45

649 20 165
                                    

Barış , ellerini ceplerine sokmuş, Şevvali yanında adımlarken, göz ucu ona bakmaya çalıştı . Şevvalin kendine doğru yüzünü çevirdiği sıradaysa , hiç bir şey olmamış gibi, yutkunarak yola odaklandı.

"Nereye gidiyoruz şimdi?"

Yavaş adımlarını biraz daha yavaşlatarak Barışın gözlerinin içine bakmaya çalıştı Şevval. Barış ise yola odaklı gözlerini mevkiginden ayırmıyordu.

"Sen davet ettin , bilmiyor musun?"

"Ola bilir. Fakat aklımda hiç bir mekan yok, maalesef. "

Barış, azacık düşünüp nihayet bakışlarını kadına doğru çevirdi,adımlarını da aynı anda durdurarak.

"Geçen Muratlarla gittiğimiz bir mekan var, buraya çok yakın. Gitmek ister misin?"

Şevval, minik kedi yavrusu gibi görünen tebessümüne engel olamayıp, neresi olduğuna dair hiç bir fikir üretemediği mekan için onay verdi .

"Olur..."

Barıştan aldığı hafif tebessümlü karşılıkla yoluna devam etti kadın.

Ikili yan yana yürürken, Şevval aklına gelen fikirlerle öylece dona kaldı. Yürümesine rağmen, sanki yürüdüğünün farkında bile değildi , öylece ayaklarına baka-baka adımlıyor,ara sıra derinden nefes alıp veriyordu.

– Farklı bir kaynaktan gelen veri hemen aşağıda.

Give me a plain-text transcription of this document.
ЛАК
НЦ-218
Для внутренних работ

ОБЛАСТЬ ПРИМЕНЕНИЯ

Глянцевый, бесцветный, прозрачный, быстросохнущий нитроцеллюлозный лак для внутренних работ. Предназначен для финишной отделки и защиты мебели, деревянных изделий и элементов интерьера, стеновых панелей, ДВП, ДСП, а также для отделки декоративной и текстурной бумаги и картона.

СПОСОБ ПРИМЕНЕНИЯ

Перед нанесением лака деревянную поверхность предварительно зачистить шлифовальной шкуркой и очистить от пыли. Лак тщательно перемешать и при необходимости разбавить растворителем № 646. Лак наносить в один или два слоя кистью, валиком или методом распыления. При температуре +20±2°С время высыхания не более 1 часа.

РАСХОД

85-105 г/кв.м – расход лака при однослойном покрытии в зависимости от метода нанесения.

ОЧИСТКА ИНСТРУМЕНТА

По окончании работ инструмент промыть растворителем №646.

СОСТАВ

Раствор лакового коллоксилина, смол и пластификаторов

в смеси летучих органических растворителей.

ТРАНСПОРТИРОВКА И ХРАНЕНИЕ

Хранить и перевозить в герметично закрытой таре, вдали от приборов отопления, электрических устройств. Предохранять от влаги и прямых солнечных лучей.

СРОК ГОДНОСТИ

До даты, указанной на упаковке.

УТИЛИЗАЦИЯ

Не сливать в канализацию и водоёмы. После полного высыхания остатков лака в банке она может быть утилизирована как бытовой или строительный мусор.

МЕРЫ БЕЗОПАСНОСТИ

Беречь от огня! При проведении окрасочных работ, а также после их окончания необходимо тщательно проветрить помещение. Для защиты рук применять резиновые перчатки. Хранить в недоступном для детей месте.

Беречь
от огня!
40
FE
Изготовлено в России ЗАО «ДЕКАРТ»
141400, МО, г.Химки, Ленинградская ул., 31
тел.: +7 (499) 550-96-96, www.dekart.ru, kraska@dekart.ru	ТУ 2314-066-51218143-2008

Barış, karşısında ki sokağa, sağa doğru dönerken, Şevval hâlâ aynı rota üzerinden düz yol ile ilerliyordu, taki Barış durumu fark edene kadar.

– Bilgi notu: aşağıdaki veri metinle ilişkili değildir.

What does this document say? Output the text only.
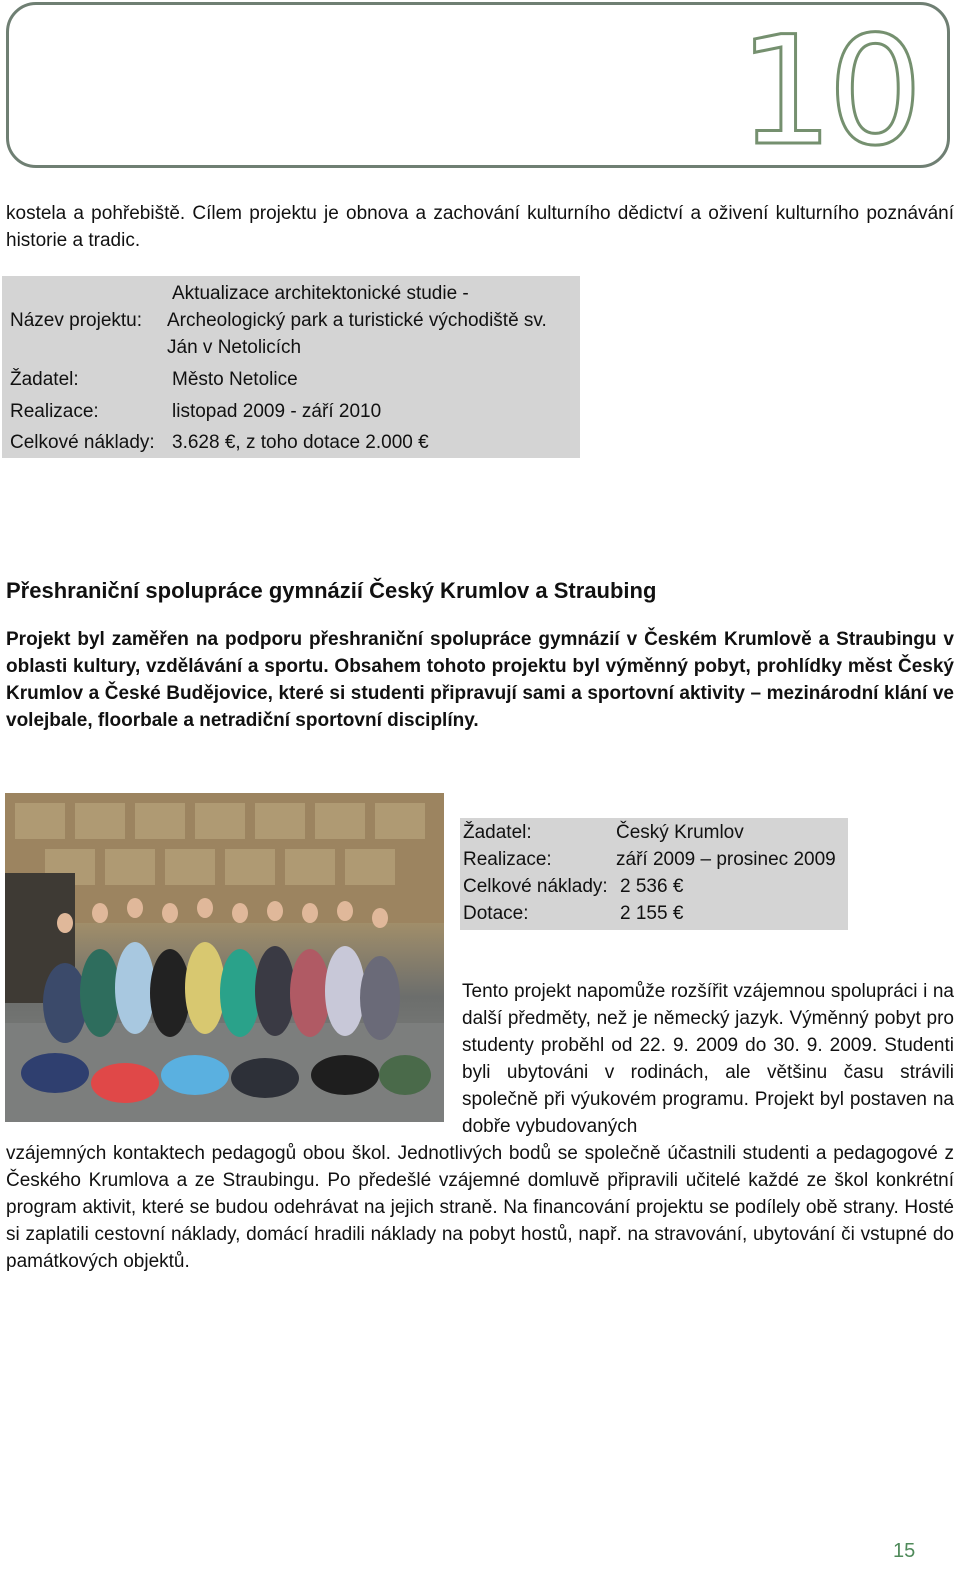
10

kostela a pohřebiště. Cílem projektu je obnova a zachování kulturního dědictví a oživení kulturního poznávání historie a tradic.

Aktualizace architektonické studie -
Název projektu: Archeologický park a turistické východiště sv.
Ján v Netolicích
Žadatel:	Město Netolice
Realizace:	listopad 2009 - září 2010
Celkové náklady: 3.628 €, z toho dotace 2.000 €
Přeshraniční spolupráce gymnázií Český Krumlov a Straubing

Projekt byl zaměřen na podporu přeshraniční spolupráce gymnázií v Českém Krumlově a Straubingu v oblasti kultury, vzdělávání a sportu. Obsahem tohoto projektu byl výměnný pobyt, prohlídky měst Český Krumlov a České Budějovice, které si studenti připravují sami a sportovní aktivity – mezinárodní klání ve volejbale, floorbale a netradiční sportovní disciplíny.

Žadatel:	Český Krumlov
Realizace:	září 2009 – prosinec 2009
Celkové náklady: 2 536 €
Dotace:	2 155 €

Tento projekt napomůže rozšířit vzájemnou spolupráci i na další předměty, než je německý jazyk. Výměnný pobyt pro studenty proběhl od 22. 9. 2009 do 30. 9. 2009. Studenti byli ubytováni v rodinách, ale většinu času strávili společně při výukovém programu. Projekt byl postaven na dobře vybudovaných

vzájemných kontaktech pedagogů obou škol. Jednotlivých bodů se společně účastnili studenti a pedagogové z Českého Krumlova a ze Straubingu. Po předešlé vzájemné domluvě připravili učitelé každé ze škol konkrétní program aktivit, které se budou odehrávat na jejich straně. Na financování projektu se podílely obě strany. Hosté si zaplatili cestovní náklady, domácí hradili náklady na pobyt hostů, např. na stravování, ubytování či vstupné do památkových objektů.

15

Şevval aniden elinde hissettiği tenle irkilerek fikirlerinden arındı ve adımlarını durdurdu. Avucunu zapteden ele bakarak ,kalbinin hızla çarpmasına şahitlik etti.

"Ne oluyor ?" diye sordu Şevval, arkasından ona seslenmek yerine, direk elinden tutarak durduran adama.

"Yanlış yolda yürüyorsun. "

Evet, öyleydi. An itibariyle şuan her ikisi yanlış yolda yürüyordu. Kabul edilen yanlış kararlar, verilen yanlış hükümler, en başından yapılan gereksiz tercihler, bu yanlış yolun büyümesine neden olmuş, sonunda çıkmaz sokakla sınırlamıştı.

"Nasıl yani?"

Bilmeden saplandığı yola doğru baktı kadın. Mahalle sokağıydı ve sonu evlerle sınırlanıyordu .

"Sağa dönmemiz gerekiyordu. "

"..ha...tamam..." rüyadan uyanmışcasına söyledi kadın . Elindeki sıcaklığın yok olmasına izin vermek istemiyormuş gibi , bu sefer kendisi Barışı elinden çekerek gitmesi gereken yola doğru adımladı.

Barış, el-ele tutarak yürüdüğü kadına bakmak istediği zaman, kadının durumu fark ederek elini çeke bileceğini düşündü. Böylece tekrar yola odaklandı. Fakat içi hâlâ üzüntü doluydu. Kadınla bu sokakları bunca zaman el-ele, göz göze yürümek varken, küs ve kırık kalpli bir şekilde geçirdikleri için, üzüntüsü bitmek bilmiyordu.

Şevval, sadece dakikalar sonra avucunda ki terli eli biraz daha sıkarak "Daha ne kadar var?" diye sordu.

Barış ise halinden memnun bir şekilde "En fazla yarım kilometer var." diye yanıt verdi.

"Allahtan yürümeyi seviyorum."
Şevval, cevabını geciktirmemişti.

"Bende seni."

Bir eli kadının elindeyken, öbür eli cebindeydi adamın.
Şevval ise uzun zaman sonra tekrardan duymuş olduğu itirafla, heyecanına engel olamamış, hızlı-hızlı inip kalkan göğsüyle kendini ele vermişti.